Proprietor was sunny in disposition and because of the remote location skeptical of anything having to do with the price of tea in China. Warned me to stay away from the goat head thorns, watch for rattlesnakes while walking up the ridge to taking in the sunset, and settle in for the night and take noise from the highway and what sleep I might get as it comes.
This proprietor is hopeful they won’t dry up and blow away. His plan is to bide time and wait the stinking hard times out, no hurry, nothing to hurry about out in Cold Springs, Nevada.
In a general sense Cold Springs because of there being so damn few people living there (a handful of hard scrabble souls at most) that the travelers stopping to slake their thirst or rest their weary behinds will right quick learn they have come to a place that time has asked to stand still.
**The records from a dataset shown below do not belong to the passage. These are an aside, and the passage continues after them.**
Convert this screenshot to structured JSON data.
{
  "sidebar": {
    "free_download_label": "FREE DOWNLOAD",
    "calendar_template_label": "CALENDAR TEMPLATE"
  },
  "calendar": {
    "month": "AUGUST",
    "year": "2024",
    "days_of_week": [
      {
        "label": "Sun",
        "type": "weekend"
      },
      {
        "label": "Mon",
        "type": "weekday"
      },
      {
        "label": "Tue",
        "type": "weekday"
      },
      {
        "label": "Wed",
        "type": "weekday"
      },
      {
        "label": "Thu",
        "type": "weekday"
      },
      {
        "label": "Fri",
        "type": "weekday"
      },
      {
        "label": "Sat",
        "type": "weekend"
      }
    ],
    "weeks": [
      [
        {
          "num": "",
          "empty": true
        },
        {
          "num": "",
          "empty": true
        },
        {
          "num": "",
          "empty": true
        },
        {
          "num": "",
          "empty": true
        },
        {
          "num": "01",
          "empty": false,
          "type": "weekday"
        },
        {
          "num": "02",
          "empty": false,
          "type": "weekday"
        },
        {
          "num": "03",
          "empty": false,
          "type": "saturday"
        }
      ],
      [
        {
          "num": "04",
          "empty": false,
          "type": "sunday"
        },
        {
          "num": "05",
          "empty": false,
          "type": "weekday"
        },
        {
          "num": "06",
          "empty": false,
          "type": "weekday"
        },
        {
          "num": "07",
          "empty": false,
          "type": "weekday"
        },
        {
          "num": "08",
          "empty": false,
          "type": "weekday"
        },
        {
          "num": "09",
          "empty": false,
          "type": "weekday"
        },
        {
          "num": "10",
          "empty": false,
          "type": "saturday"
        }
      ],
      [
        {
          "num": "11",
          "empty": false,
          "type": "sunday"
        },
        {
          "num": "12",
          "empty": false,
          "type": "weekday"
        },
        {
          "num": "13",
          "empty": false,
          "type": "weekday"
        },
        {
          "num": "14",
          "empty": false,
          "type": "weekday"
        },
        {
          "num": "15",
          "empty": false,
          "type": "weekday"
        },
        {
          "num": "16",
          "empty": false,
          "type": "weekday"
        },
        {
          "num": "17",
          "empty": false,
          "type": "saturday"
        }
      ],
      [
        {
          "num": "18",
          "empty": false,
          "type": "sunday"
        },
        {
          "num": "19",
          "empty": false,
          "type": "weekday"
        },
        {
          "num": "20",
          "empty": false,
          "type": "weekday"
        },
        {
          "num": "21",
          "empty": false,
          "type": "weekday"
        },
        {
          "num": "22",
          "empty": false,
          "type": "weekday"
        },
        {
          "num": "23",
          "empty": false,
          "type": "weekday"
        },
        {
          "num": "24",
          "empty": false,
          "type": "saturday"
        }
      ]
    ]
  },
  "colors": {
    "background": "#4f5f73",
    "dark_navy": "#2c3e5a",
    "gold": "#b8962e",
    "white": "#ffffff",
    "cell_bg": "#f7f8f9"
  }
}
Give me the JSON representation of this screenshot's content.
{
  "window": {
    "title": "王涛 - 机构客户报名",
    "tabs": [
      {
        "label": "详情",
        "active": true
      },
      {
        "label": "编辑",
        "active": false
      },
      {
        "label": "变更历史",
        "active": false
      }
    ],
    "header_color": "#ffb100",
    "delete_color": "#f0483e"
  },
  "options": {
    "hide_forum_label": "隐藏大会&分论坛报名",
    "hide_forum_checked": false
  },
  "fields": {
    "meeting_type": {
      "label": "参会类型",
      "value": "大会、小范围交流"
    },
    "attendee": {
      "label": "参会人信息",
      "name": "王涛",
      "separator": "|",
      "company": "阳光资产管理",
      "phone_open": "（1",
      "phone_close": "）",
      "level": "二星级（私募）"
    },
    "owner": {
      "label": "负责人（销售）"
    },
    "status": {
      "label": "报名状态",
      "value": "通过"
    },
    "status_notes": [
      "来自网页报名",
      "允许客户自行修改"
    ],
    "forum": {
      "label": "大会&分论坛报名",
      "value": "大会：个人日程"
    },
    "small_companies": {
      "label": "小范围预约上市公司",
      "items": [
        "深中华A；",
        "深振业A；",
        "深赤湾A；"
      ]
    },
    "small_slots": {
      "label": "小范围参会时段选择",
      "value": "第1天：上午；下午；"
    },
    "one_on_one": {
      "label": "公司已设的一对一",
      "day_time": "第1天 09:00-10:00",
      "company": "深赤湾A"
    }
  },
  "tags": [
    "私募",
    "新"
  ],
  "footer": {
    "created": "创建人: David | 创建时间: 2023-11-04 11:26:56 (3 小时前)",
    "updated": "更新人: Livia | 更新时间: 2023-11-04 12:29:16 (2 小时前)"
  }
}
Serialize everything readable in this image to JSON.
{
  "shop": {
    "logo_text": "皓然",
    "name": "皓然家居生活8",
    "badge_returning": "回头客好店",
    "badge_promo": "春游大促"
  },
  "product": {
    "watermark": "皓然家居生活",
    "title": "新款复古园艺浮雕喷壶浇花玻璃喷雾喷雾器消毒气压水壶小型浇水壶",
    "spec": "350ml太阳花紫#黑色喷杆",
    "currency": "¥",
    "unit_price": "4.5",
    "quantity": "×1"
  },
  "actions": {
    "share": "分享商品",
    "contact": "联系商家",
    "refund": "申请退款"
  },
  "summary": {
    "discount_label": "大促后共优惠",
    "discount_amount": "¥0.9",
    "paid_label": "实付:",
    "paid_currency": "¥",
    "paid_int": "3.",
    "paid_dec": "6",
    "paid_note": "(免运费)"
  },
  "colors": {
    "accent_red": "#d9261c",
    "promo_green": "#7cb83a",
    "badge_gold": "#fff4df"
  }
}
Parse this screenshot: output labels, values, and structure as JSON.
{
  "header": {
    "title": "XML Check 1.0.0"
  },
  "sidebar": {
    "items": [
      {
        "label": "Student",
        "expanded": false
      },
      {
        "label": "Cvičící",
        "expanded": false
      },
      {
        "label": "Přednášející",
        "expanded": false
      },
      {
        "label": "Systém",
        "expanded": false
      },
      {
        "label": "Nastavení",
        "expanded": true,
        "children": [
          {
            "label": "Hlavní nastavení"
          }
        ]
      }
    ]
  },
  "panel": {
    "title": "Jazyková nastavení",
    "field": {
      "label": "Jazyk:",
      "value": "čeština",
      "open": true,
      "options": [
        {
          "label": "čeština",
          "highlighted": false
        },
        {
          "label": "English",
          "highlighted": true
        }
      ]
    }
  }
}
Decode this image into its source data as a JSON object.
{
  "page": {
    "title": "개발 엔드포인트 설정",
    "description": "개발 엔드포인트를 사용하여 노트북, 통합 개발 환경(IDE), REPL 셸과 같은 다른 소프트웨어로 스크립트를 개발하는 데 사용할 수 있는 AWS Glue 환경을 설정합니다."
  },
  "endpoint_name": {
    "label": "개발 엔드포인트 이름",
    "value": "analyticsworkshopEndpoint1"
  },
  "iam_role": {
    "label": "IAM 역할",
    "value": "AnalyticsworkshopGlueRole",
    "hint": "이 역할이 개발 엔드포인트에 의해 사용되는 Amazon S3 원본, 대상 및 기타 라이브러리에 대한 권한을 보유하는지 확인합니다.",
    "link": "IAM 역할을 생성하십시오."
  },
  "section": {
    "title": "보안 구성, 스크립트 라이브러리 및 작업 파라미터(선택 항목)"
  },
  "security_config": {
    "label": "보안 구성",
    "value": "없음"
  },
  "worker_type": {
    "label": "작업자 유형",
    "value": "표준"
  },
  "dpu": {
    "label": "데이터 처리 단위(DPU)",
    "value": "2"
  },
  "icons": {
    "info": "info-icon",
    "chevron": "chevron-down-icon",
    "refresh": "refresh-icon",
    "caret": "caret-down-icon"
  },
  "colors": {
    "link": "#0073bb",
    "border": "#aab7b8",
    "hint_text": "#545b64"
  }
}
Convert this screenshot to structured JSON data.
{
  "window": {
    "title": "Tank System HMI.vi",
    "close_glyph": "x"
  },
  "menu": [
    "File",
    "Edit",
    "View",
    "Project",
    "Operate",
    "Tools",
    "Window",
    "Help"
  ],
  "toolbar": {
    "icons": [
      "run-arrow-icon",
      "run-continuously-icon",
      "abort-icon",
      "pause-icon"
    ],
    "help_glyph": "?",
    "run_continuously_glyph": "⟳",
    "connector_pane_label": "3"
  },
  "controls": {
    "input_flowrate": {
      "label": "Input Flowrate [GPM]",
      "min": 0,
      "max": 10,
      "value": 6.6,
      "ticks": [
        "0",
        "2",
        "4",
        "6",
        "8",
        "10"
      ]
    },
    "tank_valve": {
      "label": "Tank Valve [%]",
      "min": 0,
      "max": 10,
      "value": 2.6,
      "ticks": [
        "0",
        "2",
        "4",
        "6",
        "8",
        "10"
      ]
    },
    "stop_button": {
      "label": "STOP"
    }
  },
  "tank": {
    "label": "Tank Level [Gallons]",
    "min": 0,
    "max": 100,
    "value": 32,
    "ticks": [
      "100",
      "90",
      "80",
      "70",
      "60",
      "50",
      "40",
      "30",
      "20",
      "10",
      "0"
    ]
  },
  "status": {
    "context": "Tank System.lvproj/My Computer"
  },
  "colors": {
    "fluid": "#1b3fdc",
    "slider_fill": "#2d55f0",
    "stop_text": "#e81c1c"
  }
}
Most of all you should know that chores and living in Nevada are just two sides of the same coin. Fancy britches and pearl snap button western shirts are of no use. A good herd dog, now there is a useful critter to partner up with. Nevadans come in all shapes and colors, some from the casino populated cities and the rest scattered far and wide over an immense confounding landscape.
The next wave of Great Basin ghost towns are being minted as we speak. Still we figure that our fellow citizens will dig out of the corner they are hunkered down in and will be out there on the high desert soon enough. Come see what is likely to never change. Collard lizard, sagebrush and a posse of turquoise miners will be holed up in a boxed canyon waiting for the privilege of your company. Nothing but cat houses, mustang and hard times for as far as an eye can see. Rural Nevada puts nothing and nowhere at the top of the list somewhere lost on a map. And it is this spot if you set boot to dirt, sweat to brow, hike to the top of that ridge where fellow citizen what you’ll find waiting is what is most worth preserving. This is our America out here.